Although physicians’ clinical decisions serve as the biggest drivers behind the cost of care, hospitals have long been reluctant to take financial accountability. If such accountability is to be transformed from a diffuse fear to a manageable managerial task, institutional engagement with physicians will be a critical next step.
Hospitals have long been reluctant to take financial accountability for the cost of care. Their primary reason, as evidenced by Numerof & Associates’ Sixth Annual State of Population Health Survey Report, is the fear of financial loss.
At the same time, most of those same health care executives also acknowledge that their ability to manage cost at the physician level is not what it should be. Sixty-three percent rated their organization’s ability to manage variation in cost at the physician level as “average” or “worse than average.”
The reason many provider organizations do not have the ability to manage costs generated by physicians is that they have not taken the steps needed to build efficiency and predictability into the clinical decisions their physicians make.
With physicians’ clinical decisions being the biggest drivers behind the cost of care, provider organizations need to engage with physicians to make clinical decision-making more predictable and efficient. Until that happens, their fear of financial loss will be justified.
Fortunately, there are clear ways for health care executives to get a better handle on this key driver of health care costs.
Developing evidence-based care paths is one example. An evidence-based care path that lays out the best next steps for a patient that presents with a certain condition is an excellent way for physicians and executives to collaboratively decide on the lowest-cost course of treatment.

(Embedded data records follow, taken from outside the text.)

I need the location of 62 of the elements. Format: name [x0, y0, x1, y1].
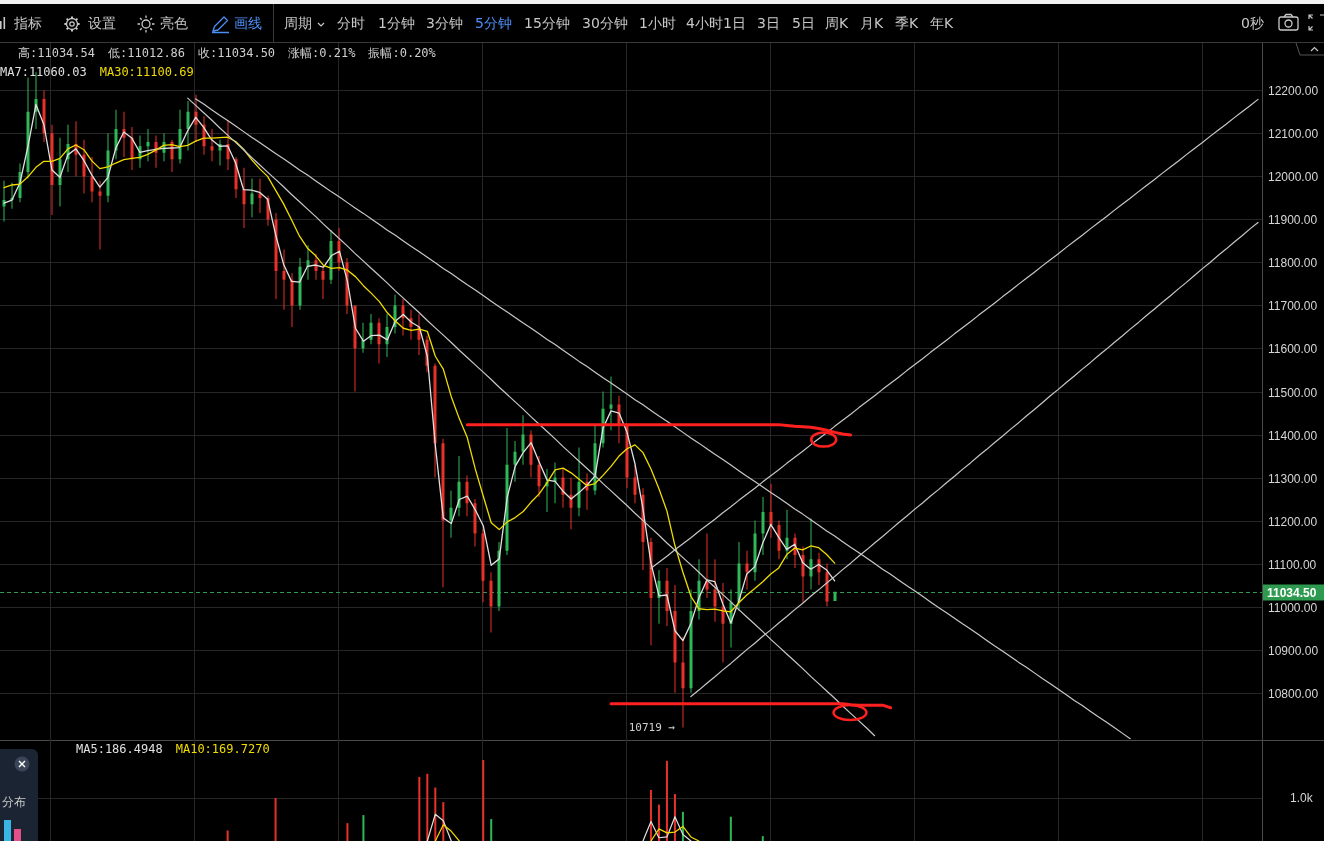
text: 季K [895, 15, 919, 31]
text: 1分钟 [378, 15, 415, 31]
annotation: 涨幅:0.21% [288, 46, 357, 60]
text: 分时 [337, 15, 365, 31]
text: 年K [930, 15, 954, 31]
bar [665, 760, 668, 841]
annotation: 高:11034.54 [18, 46, 96, 60]
bar [761, 836, 764, 841]
bar [274, 798, 277, 841]
y-tick-label: 11900.00 [1268, 212, 1318, 227]
bar [434, 787, 437, 841]
text: 30分钟 [582, 15, 628, 31]
y-tick-label: 11100.00 [1268, 557, 1317, 572]
y-tick-label: 11300.00 [1268, 471, 1318, 486]
y-tick-label: 12200.00 [1268, 83, 1319, 98]
text: MA10:169.7270 [175, 742, 270, 756]
bar [418, 777, 421, 841]
annotation: 分布 [2, 795, 26, 809]
candlestick [98, 180, 102, 250]
y-tick-label: 12000.00 [1268, 169, 1319, 184]
y-tick-label: 11700.00 [1268, 298, 1318, 313]
text: 周期 [284, 15, 312, 31]
bar [490, 819, 493, 841]
text: 3分钟 [426, 15, 463, 31]
text: 画线 [234, 15, 262, 31]
text: 3日 [757, 15, 780, 31]
text: 1日 [723, 15, 746, 31]
text: 亮色 [160, 15, 188, 31]
bar [226, 830, 229, 841]
bar [482, 760, 485, 841]
text: MA30:11100.69 [99, 65, 194, 79]
y-tick-label: 10800.00 [1268, 686, 1319, 701]
text: 5日 [792, 15, 815, 31]
y-tick-label: 11200.00 [1268, 514, 1318, 529]
text: 15分钟 [524, 15, 570, 31]
annotation: 低:11012.86 [108, 46, 186, 60]
annotation: 振幅:0.20% [368, 46, 437, 60]
text: 1.0k [1290, 791, 1314, 805]
y-tick-label: 11600.00 [1268, 341, 1318, 356]
text: 设置 [88, 15, 116, 31]
bar [729, 816, 732, 841]
text: 5分钟 [475, 15, 512, 31]
text: 指标 [13, 15, 42, 31]
y-tick-label: 11500.00 [1268, 385, 1318, 400]
text: 月K [860, 15, 884, 31]
text: MA5:186.4948 [76, 742, 163, 756]
annotation: 收:11034.50 [198, 46, 276, 60]
bar [346, 823, 349, 841]
text: 周K [825, 15, 849, 31]
text: 1小时 [639, 15, 676, 31]
annotation: 10719 → [628, 721, 676, 734]
y-tick-label: 11800.00 [1268, 255, 1318, 270]
bar [426, 773, 429, 841]
text: MA7:11060.03 [0, 65, 87, 79]
y-tick-label: 11000.00 [1268, 600, 1318, 615]
text: 4小时 [686, 15, 723, 31]
bar [362, 815, 365, 841]
y-tick-label: 12100.00 [1268, 126, 1319, 141]
y-tick-label: 11400.00 [1268, 428, 1318, 443]
ref-line-label: 11034.50 [1267, 586, 1317, 600]
y-tick-label: 10900.00 [1268, 643, 1319, 658]
text: 0秒 [1241, 15, 1264, 31]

Such care paths are developed by the physician group with the expectation that all clinical staff will use them as guidelines. Care paths are then incorporated into the order entry system, prompting users to provide a rationale when their orders depart from the care path. Physicians are still exercising their clinical judgement in each case, but to the extent that decisions are shaped by the care path, costs can be reduced and quality improved. Data on variation from the care path provide input on its utility and on cost outliers among the physician group.
Data from the Numerof survey indicate that just 51% of respondents said their organization had established standardized care paths for 1 or more high-cost procedures, and just 68% said that order entry systems (eg, computerized provider order entry systems) incorporate care paths and capture exceptions.
Importantly, these underutilized mechanisms also set the stage for the next step in providers’ overarching goal of improving costs and quality. With care paths in place and a system to assess adherence in place, physicians and executives can build a data-based picture of the cost and quality consequences of a care path and on the decisions and outcomes of individual physicians. Only 58% of respondents said their organization already provides at least some physicians with comparative cost and/or quality data, even though insights like these are essential if providers are going to tie payment to outcomes.
Few health care executives would argue with the idea that the institution should bear responsibility for the cost and quality of the care delivered. So, the question is, what gets in the way of implementing these commonsense steps?
The main barrier is cultural—it involves the way executives often think about the physician-hospital relationship. Historically, there has been an unwritten understanding between clinicians and administrators that amounted to, “stay out of my clinical affairs and I’ll continue to bring my patients here and make referrals.” Securing the flow of patient care and referrals has been a key driver of practice acquisition over the past decade.
Yet now that over half of physicians are employees, that unwritten understanding remains in force. Hospital administrators are reluctant to engage with physicians to address issues that touch on clinical decision making. Therein lies the problem: Hospitals can’t possibly expect to be able to control clinical costs, quality, and outcomes without collaboration, standardization, and a redefinition of the physician’s role in the enterprise.
Accountability for cost and quality is, indeed, a critical ingredient for population health management. If such accountability is to be transformed from a diffuse fear that results in paralysis to a manageable managerial task, institutional engagement with physicians will be a critical next step.